When we talk about organizations hitting 100, we also recognize that’s not an easy feat either. Businesses have a defined life cycle, from development and growth through maturity and then decline. For a business to survive and live to 100 and beyond, requires careful thought, foresight and the willingness and ability to change.
The Jewish Home Family is concluding a year of centennial celebrations. We’ve spent time celebrating the achievements of the past and talking about the future. What we haven’t talked about as much, but that underlies it all, has been the organization’s ability to change and adapt, to anticipate needs and reposition to meet them.
As were many similar organizations that were founded in the early 1900s, the organization began as a home for orphans. This was a clear and present community need and a group of like-minded and altruistic citizens came forward and organized to meet that need. As the years went on, the need for orphanages became less but the issue of older adults needing care began to surface.
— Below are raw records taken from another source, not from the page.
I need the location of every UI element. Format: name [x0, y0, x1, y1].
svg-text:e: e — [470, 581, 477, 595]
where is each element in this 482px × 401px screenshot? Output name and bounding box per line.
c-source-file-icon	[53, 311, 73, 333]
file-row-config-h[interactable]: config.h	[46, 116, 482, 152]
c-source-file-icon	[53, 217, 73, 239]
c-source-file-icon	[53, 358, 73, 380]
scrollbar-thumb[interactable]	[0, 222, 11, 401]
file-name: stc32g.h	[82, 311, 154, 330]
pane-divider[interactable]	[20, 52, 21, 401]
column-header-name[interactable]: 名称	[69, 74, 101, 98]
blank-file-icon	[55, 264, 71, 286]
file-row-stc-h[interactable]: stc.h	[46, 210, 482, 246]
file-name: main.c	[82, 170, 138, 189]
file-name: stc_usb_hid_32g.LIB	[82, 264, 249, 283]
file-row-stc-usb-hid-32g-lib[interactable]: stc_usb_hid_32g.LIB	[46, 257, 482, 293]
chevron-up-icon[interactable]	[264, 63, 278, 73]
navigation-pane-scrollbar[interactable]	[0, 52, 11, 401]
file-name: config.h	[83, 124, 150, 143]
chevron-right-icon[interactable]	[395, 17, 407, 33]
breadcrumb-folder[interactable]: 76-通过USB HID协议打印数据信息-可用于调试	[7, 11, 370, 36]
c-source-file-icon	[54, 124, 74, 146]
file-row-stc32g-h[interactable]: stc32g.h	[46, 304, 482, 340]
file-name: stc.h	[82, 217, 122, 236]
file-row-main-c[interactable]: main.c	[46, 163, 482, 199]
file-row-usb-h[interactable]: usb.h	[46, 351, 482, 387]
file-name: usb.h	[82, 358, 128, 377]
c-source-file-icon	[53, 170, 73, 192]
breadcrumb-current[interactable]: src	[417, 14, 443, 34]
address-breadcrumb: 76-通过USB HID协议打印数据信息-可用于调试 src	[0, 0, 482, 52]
The organization’s focus became care of the elderly and the course was clearly set for the future.
Today, caring for older adults is still vital, still at the core of all that we do. But our world continues to change and we are changing with it. In the very early days, care was largely nursing and custodial. Now we focus on sophisticated services, rehabilitation to enhance skills and function and the recognition that we must care for not just the body but also the mind and the spirit. We know, too, that more people want to, and can, age at home and we can help them to do that well.
At 100, we are embracing change, preparing for the next 100 years with enthusiasm and commitment. More importantly, we continue our dedication to understanding and meeting the needs of older adults with the help and support of so many — volunteers, board members, staff, residents, family members and our entire community.